Payment company Square got the green light from regulators Monday allowing New Yorkers to trade cryptocurrency on the rapidly growing Cash app.
While Square launched crypto trading through its payments app in late January, that feature had been unavailable in New York.
"That was one of the missing pieces in their puzzle," Nomura Instinet analyst Dan Dolev told CNBC. "They had approval in most states, but New York was by far the biggest one where you couldn't trade bitcoin."
The New York State Department of Financial Services granted Square a virtual currency license, which gives the company access to an "expanding and well-regulated virtual currency market," Superintendent Maria T. Vullo said in a statement.
Square, run by Twitter CEO Jack Dorsey, already holds a money-transmitter license from the department.
The app launched in 2015 and is growing at a faster rate than PayPal's Venmo, according to Nomura Instinet. Since early 2016, downloads on Square Cash app downloads averaged 128 percent year-over-year growth each month versus Venmo's 74 percent growth, according to Nomura.
The department approval could boost already rapidly-growing downloads, and expand what users can do with the Cash app, Dolev said.
"This announcement gives people another excuse to download the app," he said, adding that it might not move the bottom line right away but "definitely helps from a marketing perspective."
Shares of the company have surged 88 percent this year, and hit a record around $65 Monday, up more than 2 percent on the day.
The fintech company had 7 million active customers on its money-transfer app in December alone, Square said in its recent quarterly letter to shareholders. Many of those customers have been using the Cash app more like a bank account than the company intended, Dorsey said in May.
While that wasn't a goal, Dorsey said Square plans to "lean into" the trend, and has already signaled plans to break into banking.
Square filed for an FDIC license to be an industrial loan company in Utah, American Banker reported in September. The license would allow it to perform some of the same services as banks, including issuing loans without having to rely on a bank to originate them and without having to get licenses in each state.

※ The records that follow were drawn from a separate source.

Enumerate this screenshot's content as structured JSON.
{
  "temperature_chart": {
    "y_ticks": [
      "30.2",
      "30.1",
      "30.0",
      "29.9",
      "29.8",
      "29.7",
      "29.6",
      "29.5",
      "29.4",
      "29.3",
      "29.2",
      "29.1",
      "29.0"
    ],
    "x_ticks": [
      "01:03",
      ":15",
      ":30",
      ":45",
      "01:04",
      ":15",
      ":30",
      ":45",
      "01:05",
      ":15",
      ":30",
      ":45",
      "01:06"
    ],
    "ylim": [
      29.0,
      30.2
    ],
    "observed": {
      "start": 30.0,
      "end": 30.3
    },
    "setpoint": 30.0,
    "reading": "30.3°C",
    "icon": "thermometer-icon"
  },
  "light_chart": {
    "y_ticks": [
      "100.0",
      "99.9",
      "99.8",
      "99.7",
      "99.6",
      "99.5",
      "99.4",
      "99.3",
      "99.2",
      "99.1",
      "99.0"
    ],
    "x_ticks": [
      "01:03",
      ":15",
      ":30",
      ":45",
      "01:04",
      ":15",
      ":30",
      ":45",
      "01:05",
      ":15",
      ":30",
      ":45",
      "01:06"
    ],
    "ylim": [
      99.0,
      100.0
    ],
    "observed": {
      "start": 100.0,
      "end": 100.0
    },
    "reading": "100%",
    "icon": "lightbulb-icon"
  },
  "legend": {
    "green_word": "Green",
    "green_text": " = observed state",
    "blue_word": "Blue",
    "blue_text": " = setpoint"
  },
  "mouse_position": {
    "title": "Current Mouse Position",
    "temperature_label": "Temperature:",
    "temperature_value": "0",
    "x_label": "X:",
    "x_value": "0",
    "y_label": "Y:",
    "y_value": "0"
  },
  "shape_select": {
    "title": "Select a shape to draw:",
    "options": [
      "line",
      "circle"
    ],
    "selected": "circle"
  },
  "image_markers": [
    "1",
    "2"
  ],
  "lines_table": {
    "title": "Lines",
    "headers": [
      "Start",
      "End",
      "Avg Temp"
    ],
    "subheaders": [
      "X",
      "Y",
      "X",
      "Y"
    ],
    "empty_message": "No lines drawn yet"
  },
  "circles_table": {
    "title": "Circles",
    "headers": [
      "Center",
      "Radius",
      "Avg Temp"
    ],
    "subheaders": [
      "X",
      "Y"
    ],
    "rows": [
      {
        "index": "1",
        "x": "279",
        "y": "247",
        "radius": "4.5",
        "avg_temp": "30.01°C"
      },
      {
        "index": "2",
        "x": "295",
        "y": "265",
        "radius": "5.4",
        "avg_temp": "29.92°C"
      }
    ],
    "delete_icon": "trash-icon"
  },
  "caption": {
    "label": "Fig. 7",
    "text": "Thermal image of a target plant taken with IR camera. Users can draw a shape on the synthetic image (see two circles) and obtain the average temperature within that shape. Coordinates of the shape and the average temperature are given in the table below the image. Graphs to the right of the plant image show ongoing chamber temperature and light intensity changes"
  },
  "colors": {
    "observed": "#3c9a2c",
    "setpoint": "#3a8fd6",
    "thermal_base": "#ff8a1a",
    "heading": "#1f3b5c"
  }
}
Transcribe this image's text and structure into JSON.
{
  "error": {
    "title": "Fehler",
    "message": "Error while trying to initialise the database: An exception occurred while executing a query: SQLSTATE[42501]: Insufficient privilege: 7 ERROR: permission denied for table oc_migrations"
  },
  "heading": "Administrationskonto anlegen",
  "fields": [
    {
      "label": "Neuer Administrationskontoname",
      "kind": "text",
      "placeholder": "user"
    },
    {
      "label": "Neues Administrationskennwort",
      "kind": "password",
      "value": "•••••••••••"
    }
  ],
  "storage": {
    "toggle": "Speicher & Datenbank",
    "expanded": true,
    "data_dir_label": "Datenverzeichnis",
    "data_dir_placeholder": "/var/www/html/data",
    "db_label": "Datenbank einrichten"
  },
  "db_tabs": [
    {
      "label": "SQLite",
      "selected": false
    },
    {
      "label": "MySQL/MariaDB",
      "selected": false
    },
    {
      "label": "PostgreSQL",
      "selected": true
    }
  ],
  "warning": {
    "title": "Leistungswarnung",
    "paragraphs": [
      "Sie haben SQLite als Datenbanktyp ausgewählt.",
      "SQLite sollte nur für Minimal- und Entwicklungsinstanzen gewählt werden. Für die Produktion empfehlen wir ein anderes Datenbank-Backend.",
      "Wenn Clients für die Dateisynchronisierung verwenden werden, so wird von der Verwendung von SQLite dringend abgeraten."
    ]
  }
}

Square is the ninth firm approved for cryptocurrency trading in New York. The Department of Financial Services has also granted licenses to companies like Coinbase and Circle and has granted charters to Gemini Trust and Paxos, formerly known as itBit Trust.
The so-called BitLicense has been notoriously difficult to get, and New York is considered one of the strictest states when it comes to regulating cryptocurrency firms.